On your development environment, change to the Streaming directory and use the following to create a jar for this project:
```
 mvn clean package
```
Use SCP to copy the kafka-streaming-1.0-SNAPSHOT.jar file to your HDInsight cluster:
```
 scp ./target/kafka-streaming-1.0-SNAPSHOT.jar SSHUSER@CLUSTERNAME-ssh.azurehdinsight.net:kafka-streaming.jar
```
Replace SSHUSER with the SSH user for your cluster, and replace CLUSTERNAME with the name of your cluster. When prompted enter the password for the SSH user.

Once the file has been uploaded, return to the SSH connection to your HDInsight cluster and use the following commands to create the wordcounts and wordcount-example-Counts-changelog topics:

 /usr/hdp/current/kafka-broker/bin/kafka-topics.sh --create --replication-factor 2 --partitions 8 --topic wordcounts --zookeeper $KAFKAZKHOSTS
 /usr/hdp/current/kafka-broker/bin/kafka-topics.sh --create --replication-factor 2 --partitions 8 --topic wordcount-example-Counts-changelog --zookeeper $KAFKAZKHOSTS

Use the following command to start the streaming process in the background:
```
 java -jar kafka-streaming.jar $KAFKABROKERS 2>/dev/null &
```

While it is running, use the producer to send messages to the test topic:

 java -jar kafka-producer-consumer.jar producer test $KAFKABROKERS &>/dev/null &

Use the following to view the output that is written to the wordcounts topic:

 /usr/hdp/current/kafka-broker/bin/kafka-console-consumer.sh --bootstrap-server $KAFKABROKERS --topic wordcounts --from-beginning --formatter kafka.tools.DefaultMessageFormatter --property print.key=true --property key.deserializer=org.apache.kafka.common.serialization.StringDeserializer --property value.deserializer=org.apache.kafka.common.serialization.LongDeserializer

NOTE: You have to tell the consumer to print the key (which contains the word value) and the deserializer to use for the key and value in order to view the data.
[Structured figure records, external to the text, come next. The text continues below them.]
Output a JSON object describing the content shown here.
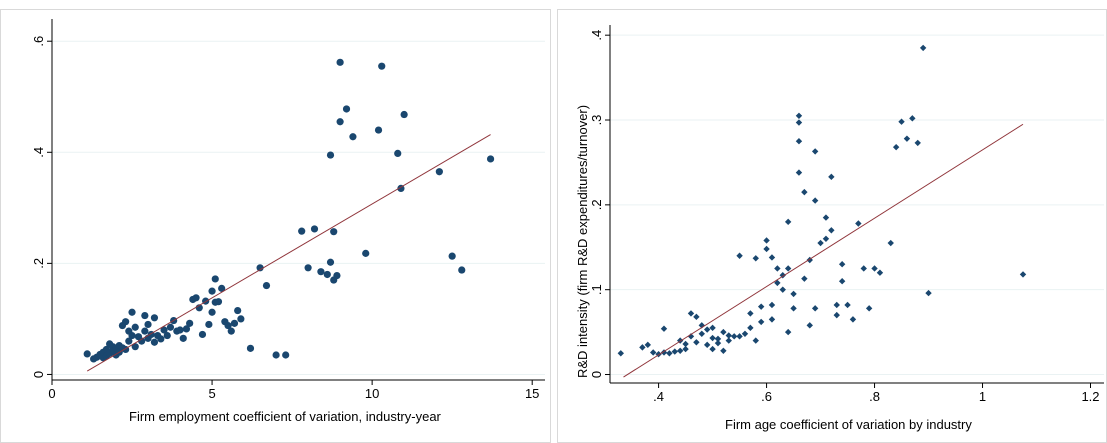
{
  "colors": {
    "marker": "#1a476f",
    "fit_line": "#90353b",
    "grid": "#eaf2f3",
    "axis": "#000000"
  },
  "chart_data": [
    {
      "type": "scatter",
      "marker": "circle",
      "title": "",
      "xlabel": "Firm employment coefficient of variation, industry-year",
      "ylabel": "",
      "xlim": [
        0,
        15.4
      ],
      "ylim": [
        -0.01,
        0.64
      ],
      "xticks": [
        0,
        5,
        10,
        15
      ],
      "xtick_labels": [
        "0",
        "5",
        "10",
        "15"
      ],
      "yticks": [
        0,
        0.2,
        0.4,
        0.6
      ],
      "ytick_labels": [
        "0",
        ".2",
        ".4",
        ".6"
      ],
      "grid": true,
      "fit_line": {
        "x": [
          1.1,
          13.7
        ],
        "y": [
          0.006,
          0.432
        ]
      },
      "points": [
        [
          1.1,
          0.037
        ],
        [
          1.3,
          0.028
        ],
        [
          1.4,
          0.031
        ],
        [
          1.5,
          0.036
        ],
        [
          1.6,
          0.03
        ],
        [
          1.6,
          0.04
        ],
        [
          1.7,
          0.045
        ],
        [
          1.7,
          0.033
        ],
        [
          1.8,
          0.055
        ],
        [
          1.8,
          0.038
        ],
        [
          1.9,
          0.05
        ],
        [
          1.9,
          0.042
        ],
        [
          2.0,
          0.035
        ],
        [
          2.0,
          0.047
        ],
        [
          2.1,
          0.052
        ],
        [
          2.1,
          0.04
        ],
        [
          2.2,
          0.048
        ],
        [
          2.2,
          0.088
        ],
        [
          2.3,
          0.045
        ],
        [
          2.3,
          0.095
        ],
        [
          2.4,
          0.078
        ],
        [
          2.4,
          0.06
        ],
        [
          2.5,
          0.112
        ],
        [
          2.5,
          0.07
        ],
        [
          2.6,
          0.05
        ],
        [
          2.6,
          0.085
        ],
        [
          2.7,
          0.068
        ],
        [
          2.8,
          0.06
        ],
        [
          2.9,
          0.106
        ],
        [
          2.9,
          0.078
        ],
        [
          3.0,
          0.09
        ],
        [
          3.0,
          0.065
        ],
        [
          3.1,
          0.072
        ],
        [
          3.2,
          0.058
        ],
        [
          3.2,
          0.102
        ],
        [
          3.3,
          0.07
        ],
        [
          3.4,
          0.064
        ],
        [
          3.5,
          0.08
        ],
        [
          3.6,
          0.07
        ],
        [
          3.7,
          0.085
        ],
        [
          3.8,
          0.097
        ],
        [
          3.9,
          0.078
        ],
        [
          4.0,
          0.08
        ],
        [
          4.1,
          0.065
        ],
        [
          4.2,
          0.082
        ],
        [
          4.3,
          0.092
        ],
        [
          4.4,
          0.135
        ],
        [
          4.5,
          0.138
        ],
        [
          4.6,
          0.12
        ],
        [
          4.7,
          0.072
        ],
        [
          4.8,
          0.132
        ],
        [
          4.9,
          0.09
        ],
        [
          5.0,
          0.112
        ],
        [
          5.0,
          0.15
        ],
        [
          5.1,
          0.13
        ],
        [
          5.1,
          0.172
        ],
        [
          5.2,
          0.131
        ],
        [
          5.3,
          0.155
        ],
        [
          5.4,
          0.095
        ],
        [
          5.5,
          0.088
        ],
        [
          5.6,
          0.078
        ],
        [
          5.7,
          0.092
        ],
        [
          5.8,
          0.115
        ],
        [
          5.9,
          0.1
        ],
        [
          6.2,
          0.047
        ],
        [
          6.5,
          0.192
        ],
        [
          6.7,
          0.16
        ],
        [
          7.0,
          0.035
        ],
        [
          7.3,
          0.035
        ],
        [
          7.8,
          0.258
        ],
        [
          8.0,
          0.192
        ],
        [
          8.2,
          0.262
        ],
        [
          8.4,
          0.185
        ],
        [
          8.6,
          0.18
        ],
        [
          8.7,
          0.395
        ],
        [
          8.7,
          0.202
        ],
        [
          8.8,
          0.17
        ],
        [
          8.8,
          0.257
        ],
        [
          8.9,
          0.178
        ],
        [
          9.0,
          0.455
        ],
        [
          9.0,
          0.562
        ],
        [
          9.2,
          0.478
        ],
        [
          9.4,
          0.428
        ],
        [
          9.8,
          0.218
        ],
        [
          10.2,
          0.44
        ],
        [
          10.3,
          0.555
        ],
        [
          10.8,
          0.398
        ],
        [
          10.9,
          0.335
        ],
        [
          11.0,
          0.468
        ],
        [
          12.1,
          0.365
        ],
        [
          12.5,
          0.213
        ],
        [
          12.8,
          0.188
        ],
        [
          13.7,
          0.388
        ]
      ]
    },
    {
      "type": "scatter",
      "marker": "diamond",
      "title": "",
      "xlabel": "Firm age coefficient of variation by industry",
      "ylabel": "R&D intensity (firm R&D expenditures/turnover)",
      "xlim": [
        0.31,
        1.225
      ],
      "ylim": [
        -0.01,
        0.412
      ],
      "xticks": [
        0.4,
        0.6,
        0.8,
        1.0,
        1.2
      ],
      "xtick_labels": [
        ".4",
        ".6",
        ".8",
        "1",
        "1.2"
      ],
      "yticks": [
        0,
        0.1,
        0.2,
        0.3,
        0.4
      ],
      "ytick_labels": [
        "0",
        ".1",
        ".2",
        ".3",
        ".4"
      ],
      "grid": true,
      "fit_line": {
        "x": [
          0.335,
          1.075
        ],
        "y": [
          -0.003,
          0.295
        ]
      },
      "points": [
        [
          0.33,
          0.025
        ],
        [
          0.37,
          0.032
        ],
        [
          0.38,
          0.035
        ],
        [
          0.39,
          0.026
        ],
        [
          0.4,
          0.024
        ],
        [
          0.41,
          0.054
        ],
        [
          0.41,
          0.026
        ],
        [
          0.42,
          0.025
        ],
        [
          0.43,
          0.027
        ],
        [
          0.44,
          0.028
        ],
        [
          0.44,
          0.04
        ],
        [
          0.45,
          0.036
        ],
        [
          0.45,
          0.03
        ],
        [
          0.46,
          0.045
        ],
        [
          0.46,
          0.072
        ],
        [
          0.47,
          0.068
        ],
        [
          0.47,
          0.038
        ],
        [
          0.48,
          0.058
        ],
        [
          0.48,
          0.048
        ],
        [
          0.49,
          0.053
        ],
        [
          0.49,
          0.035
        ],
        [
          0.5,
          0.043
        ],
        [
          0.5,
          0.055
        ],
        [
          0.5,
          0.03
        ],
        [
          0.51,
          0.042
        ],
        [
          0.51,
          0.037
        ],
        [
          0.52,
          0.05
        ],
        [
          0.52,
          0.028
        ],
        [
          0.53,
          0.04
        ],
        [
          0.53,
          0.046
        ],
        [
          0.54,
          0.045
        ],
        [
          0.55,
          0.14
        ],
        [
          0.55,
          0.045
        ],
        [
          0.56,
          0.048
        ],
        [
          0.57,
          0.055
        ],
        [
          0.57,
          0.072
        ],
        [
          0.58,
          0.137
        ],
        [
          0.58,
          0.04
        ],
        [
          0.59,
          0.062
        ],
        [
          0.59,
          0.08
        ],
        [
          0.6,
          0.148
        ],
        [
          0.6,
          0.158
        ],
        [
          0.61,
          0.082
        ],
        [
          0.61,
          0.065
        ],
        [
          0.61,
          0.138
        ],
        [
          0.62,
          0.125
        ],
        [
          0.62,
          0.108
        ],
        [
          0.63,
          0.1
        ],
        [
          0.63,
          0.117
        ],
        [
          0.64,
          0.125
        ],
        [
          0.64,
          0.18
        ],
        [
          0.64,
          0.05
        ],
        [
          0.65,
          0.078
        ],
        [
          0.65,
          0.095
        ],
        [
          0.66,
          0.275
        ],
        [
          0.66,
          0.297
        ],
        [
          0.66,
          0.305
        ],
        [
          0.66,
          0.238
        ],
        [
          0.67,
          0.113
        ],
        [
          0.67,
          0.215
        ],
        [
          0.68,
          0.058
        ],
        [
          0.68,
          0.135
        ],
        [
          0.69,
          0.263
        ],
        [
          0.69,
          0.205
        ],
        [
          0.69,
          0.078
        ],
        [
          0.7,
          0.155
        ],
        [
          0.71,
          0.185
        ],
        [
          0.71,
          0.16
        ],
        [
          0.72,
          0.233
        ],
        [
          0.72,
          0.17
        ],
        [
          0.73,
          0.082
        ],
        [
          0.73,
          0.07
        ],
        [
          0.74,
          0.11
        ],
        [
          0.74,
          0.13
        ],
        [
          0.75,
          0.082
        ],
        [
          0.76,
          0.065
        ],
        [
          0.77,
          0.178
        ],
        [
          0.78,
          0.125
        ],
        [
          0.79,
          0.078
        ],
        [
          0.8,
          0.125
        ],
        [
          0.81,
          0.12
        ],
        [
          0.83,
          0.155
        ],
        [
          0.84,
          0.268
        ],
        [
          0.85,
          0.298
        ],
        [
          0.86,
          0.278
        ],
        [
          0.87,
          0.302
        ],
        [
          0.88,
          0.273
        ],
        [
          0.89,
          0.385
        ],
        [
          0.9,
          0.096
        ],
        [
          1.075,
          0.118
        ]
      ]
    }
  ]
}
The output is similar to the following:

 dwarfs  13635
 ago     13664
 snow    13636
 dwarfs  13636
 ago     13665
 a       13803
 ago     13666
 a       13804
 ago     13667
 ago     13668
 jumped  13640
 jumped  13641
 a       13805
 snow    13637

Use Ctrl + C to exit the consumer, then use the fg command to bring the streaming background task to the foreground. Use Ctrl + C to exit it also.